Com todo esse astral, no km 6 fui me animando e a partir do 7K já estava feliz e correndo solta. Terminei alegrete, empoeirada e com SEDE. E olha que a hidratação da prova estava bem boa, água a vontade para todo mundo. só que ficou um gostinho de como assim já acabou? Fora que eu e a Déira ficamos pensando que para quem quer fazer uma ultra (ahá, aguardem próximo post para mais detalhes e cenas dos próximos capítulos), 10K era ridículo e a gente tinha que fazer disso um longão mais longo.

Resultado: voltamos o mesmo trajeto de volta, ignorando o ônibus da organização (que depois ficamos sabendo se perdeu). Essa foi a parte MAIS engraçada da prova. Voltamos sem compromisso com tempo, ritmo tranquilo, batendo papo e tentando achar alguma cahoeira legal no caminho (achamos, mas a água estava mais congelada do que pensávamos).
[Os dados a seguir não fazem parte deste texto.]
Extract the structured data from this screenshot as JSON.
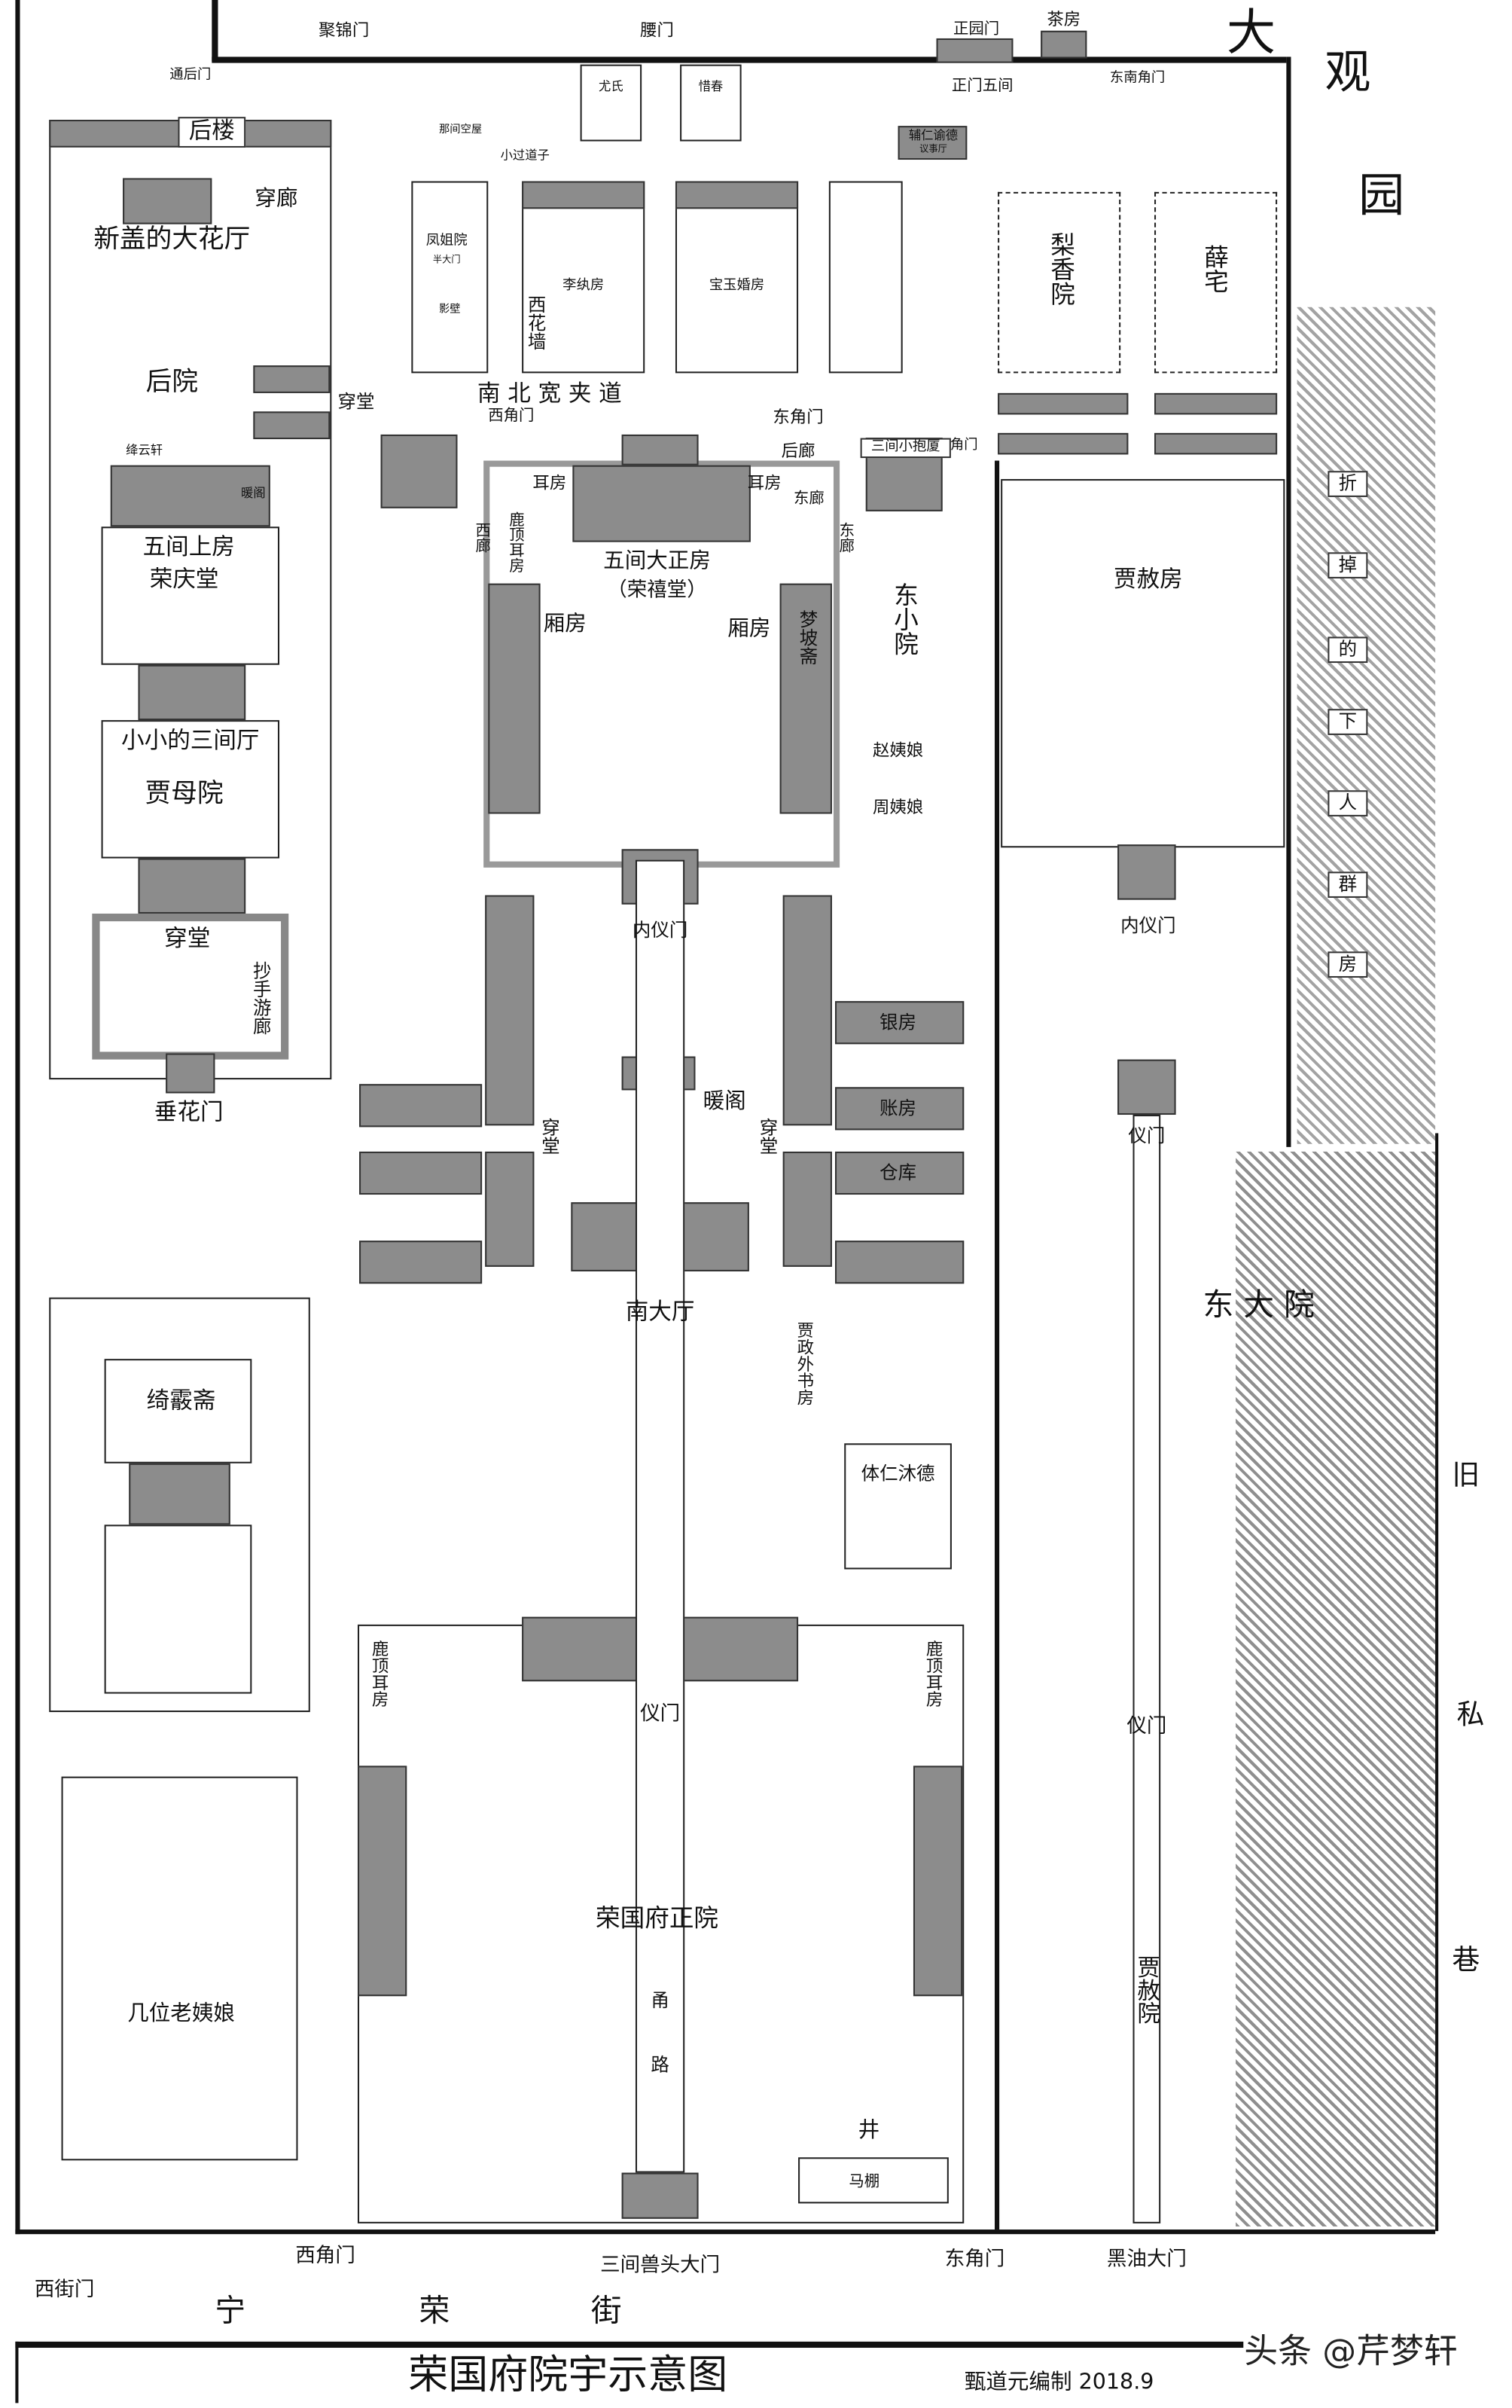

E aí sempre tinha umas almas boas que estavam indo de carro e nos viam ali e se compadeciam, provavelmente achando que as 2 mocinhas, coitadas, não viram que podia voltar de ônibus! Então todo mundo olhava com uma cara de “putz!” e perguntava se queríamos carona e olhava meio estranho quando agradecíamos e dizíamos que não, que tínhamos decidido voltar assim mesmo, a pé. Obrigada pessoas simpáticas! Foi ótimo saber que vocês nos dariam carona se algo desse errado. Mesmo.

Chegamos bem a tempo de sentar no boteco com uma coca gelada e assistir a chegada dos primeiros colocados e torcer pelas amigas que correram de equipe e levaram o 1º lugar no revezamento – maior orgulho de vcs meninas!

Enfim, um dia aprazível em Jundiaí – para quem como eu chama correr, suar, fazer força e mais força de aprazível.